Итак, я писал Айви. Давно уже я испытывал потребность во всем разобраться, поставить точки над «и». Наконец-то я обрел необходимый для этого покой — покой бескрайней пустыни.
«Му dear».
Чтобы сообщить, что я очутился в пустыне, в шестидесяти милях от дорог и жилья, много времени потребовалось. Потом я добавил, что здесь очень жарко, что погода отличная, что я не ранен, ну ни царапинки, и так далее, и даже привел для наглядности несколько подробностей: ящик из-под кока-колы, трусики, вертолет, знакомство с шахматистом, — но всего этого еще было мало, чтобы получилось письмо. Что же еще написать? Голубоватые горы вдали… Еще что? Вчера дали пива… Еще что? Не мог же я попросить ее об услуге — скажем, отправить мои пленки, я прекрасно отдавал себе отчет в том, что Айви, как всякую женщину, интересуют только мои чувства, на худой конец мои мысли, если уже нет чувств, а ход моих мыслей был мне совершенно ясен: я не женился на Ганне, которую любил, так почему же я должен жениться на Айви?
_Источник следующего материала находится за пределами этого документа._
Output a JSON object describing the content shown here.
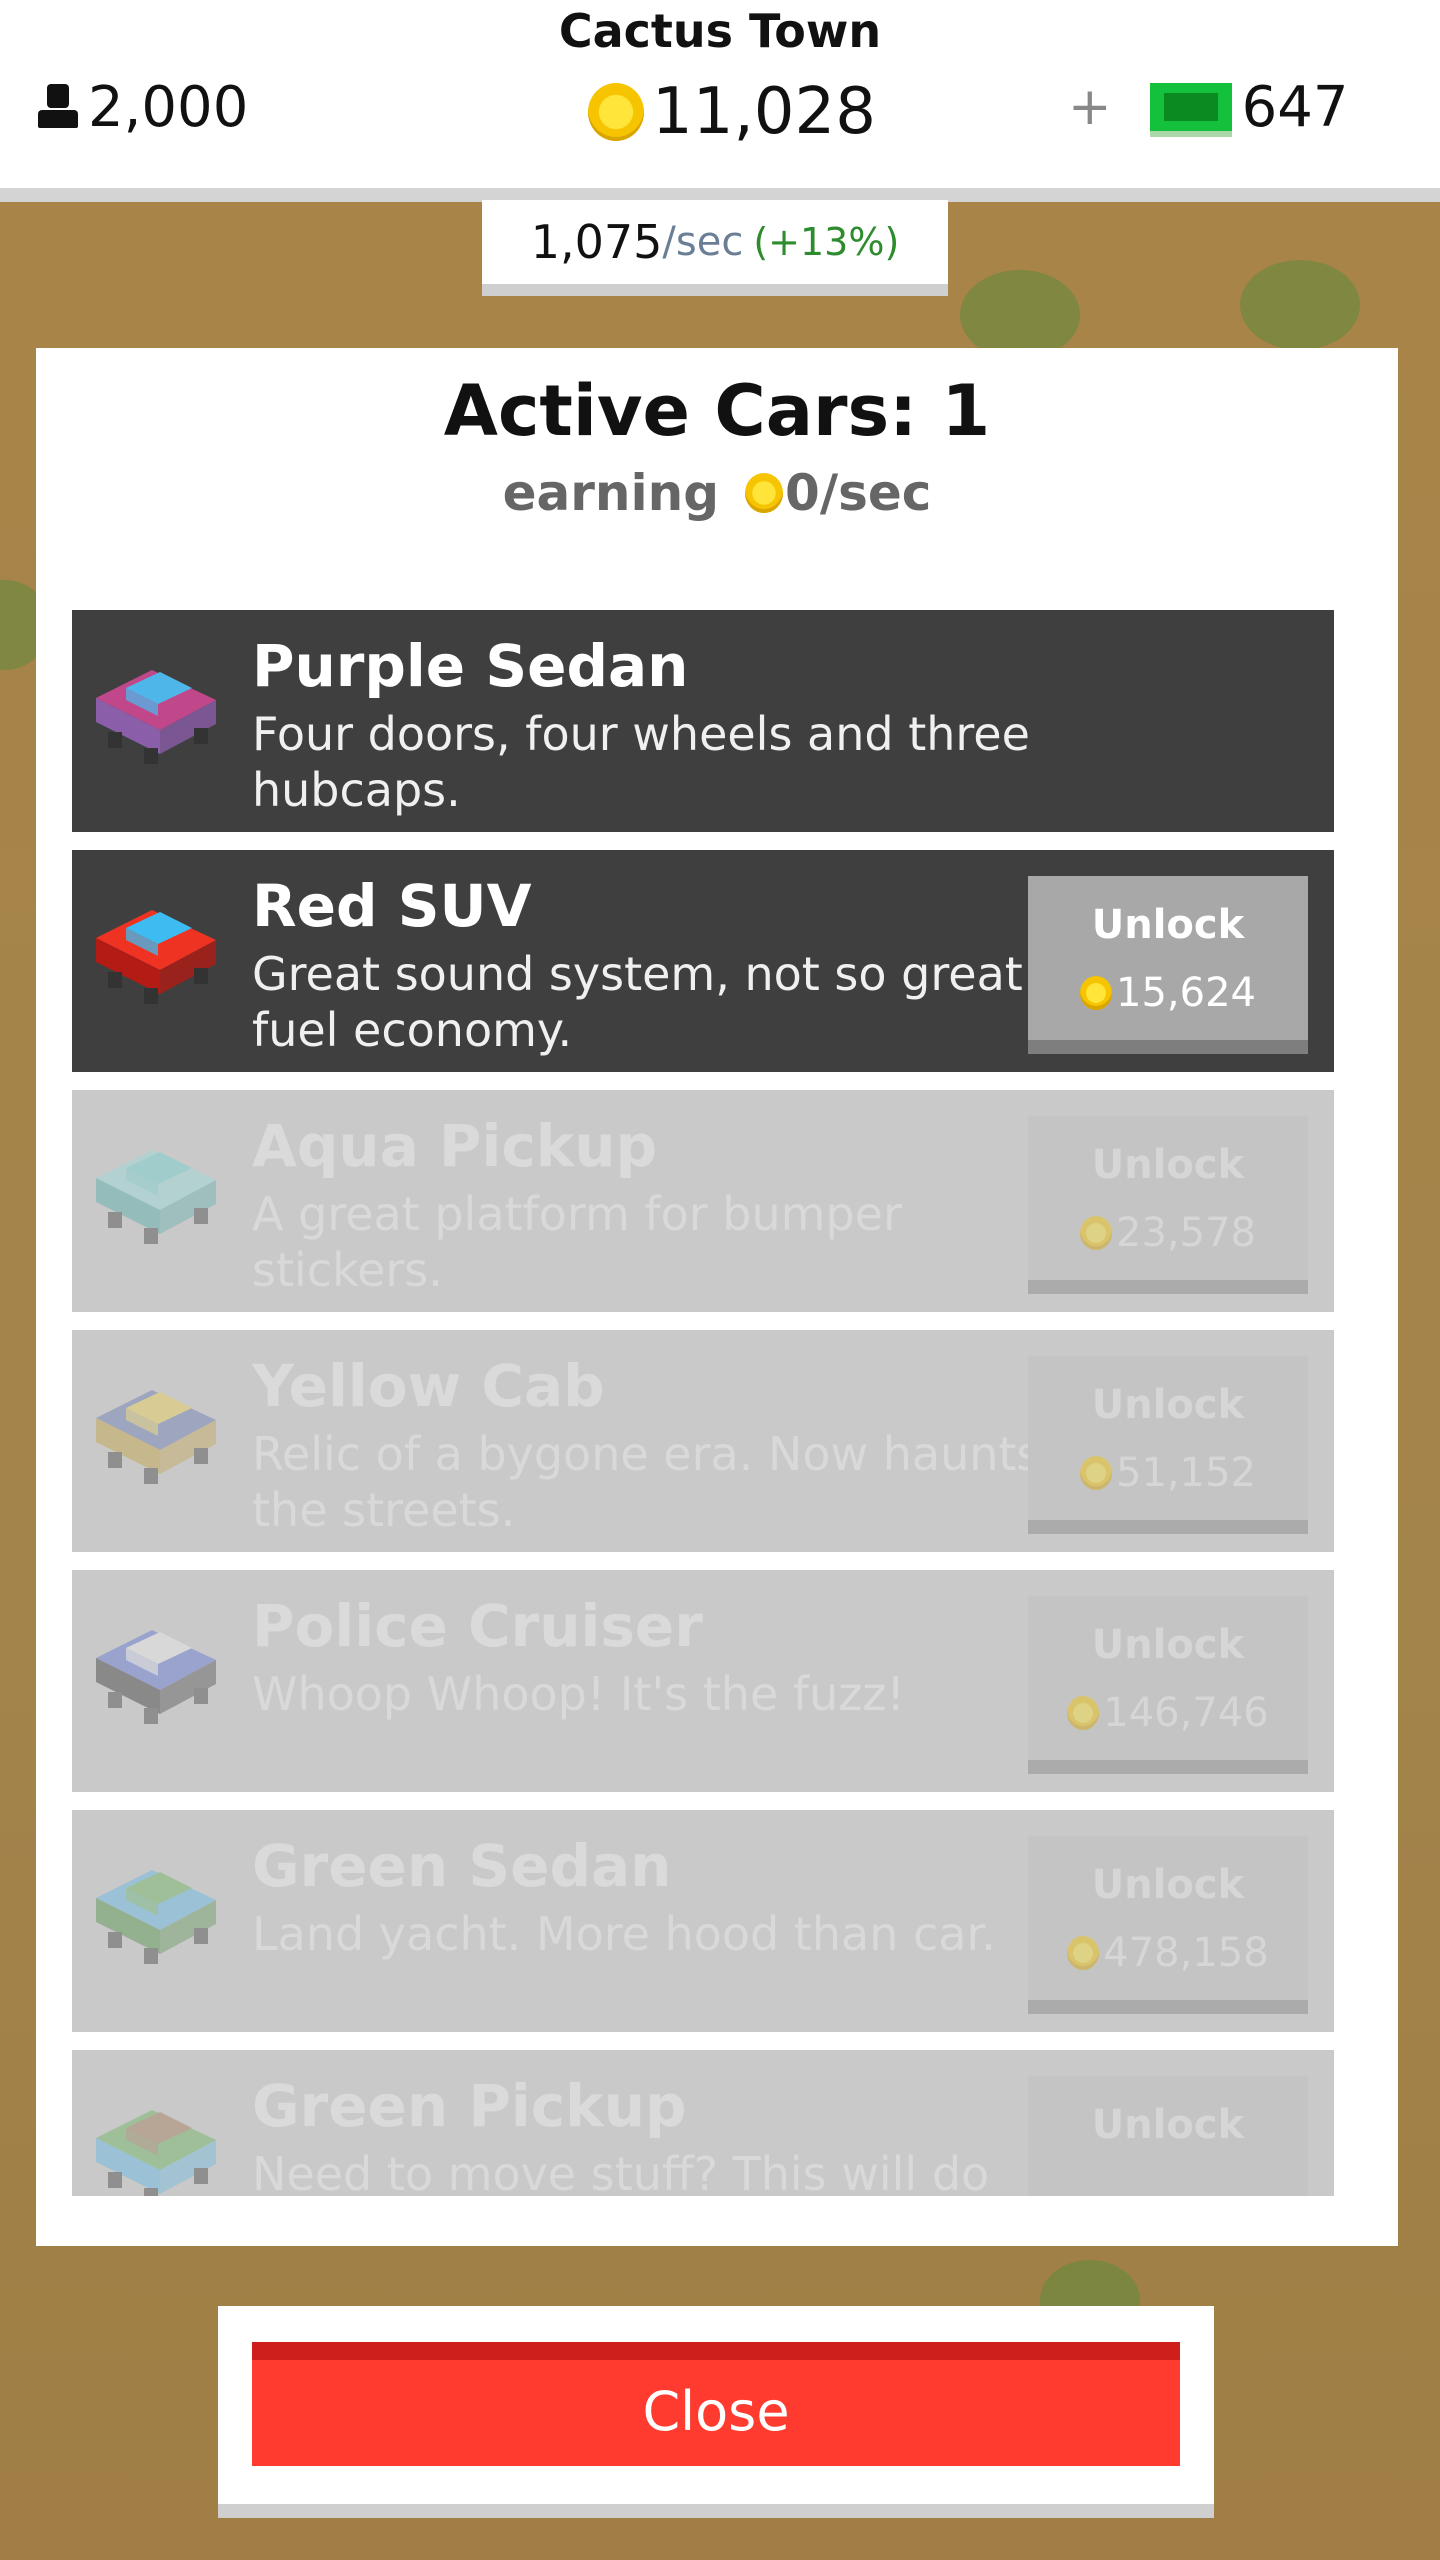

Но сформулировать это, не обидев ее, оказалось чертовски трудно, потому что она ведь ничего не знала о Ганне и была хорошей бабой, но, увы, принадлежала к той категории американок, которые считают, что каждый мужчина, с которым они спят, должен стать мужем. К тому же Айви была замужем, уж не знаю, в который раз, и ее муж, чиновник в Вашингтоне, вовсе не собирался давать ей развод, потому что любил Айви. Догадывался ли он, почему Айви регулярно летала в Нью-Йорк, я не знаю. Она говорила ему, что ходит к психоаналитику; она в самом деле к нему ходила. Так или иначе, ко мне он ни разу не заявлялся; и я никак не мог понять, почему Айви, у которой во всех других вопросах была вполне современная точка зрения, хотела во что бы то ни стало превратить нашу связь в брак; ведь и так последнее время у нас были одни только скандалы, скандалы по любому, самому пустячному, как мне кажется, поводу. Скандал, например, из-за машины — «студебеккер» или «нэш»! Стоило мне только все это вспомнить, как пальцы так и забегали по клавишам, — более того, мне даже пришлось поглядывать на часы, чтобы закончить письмо до того, как вертолет пойдет на старт.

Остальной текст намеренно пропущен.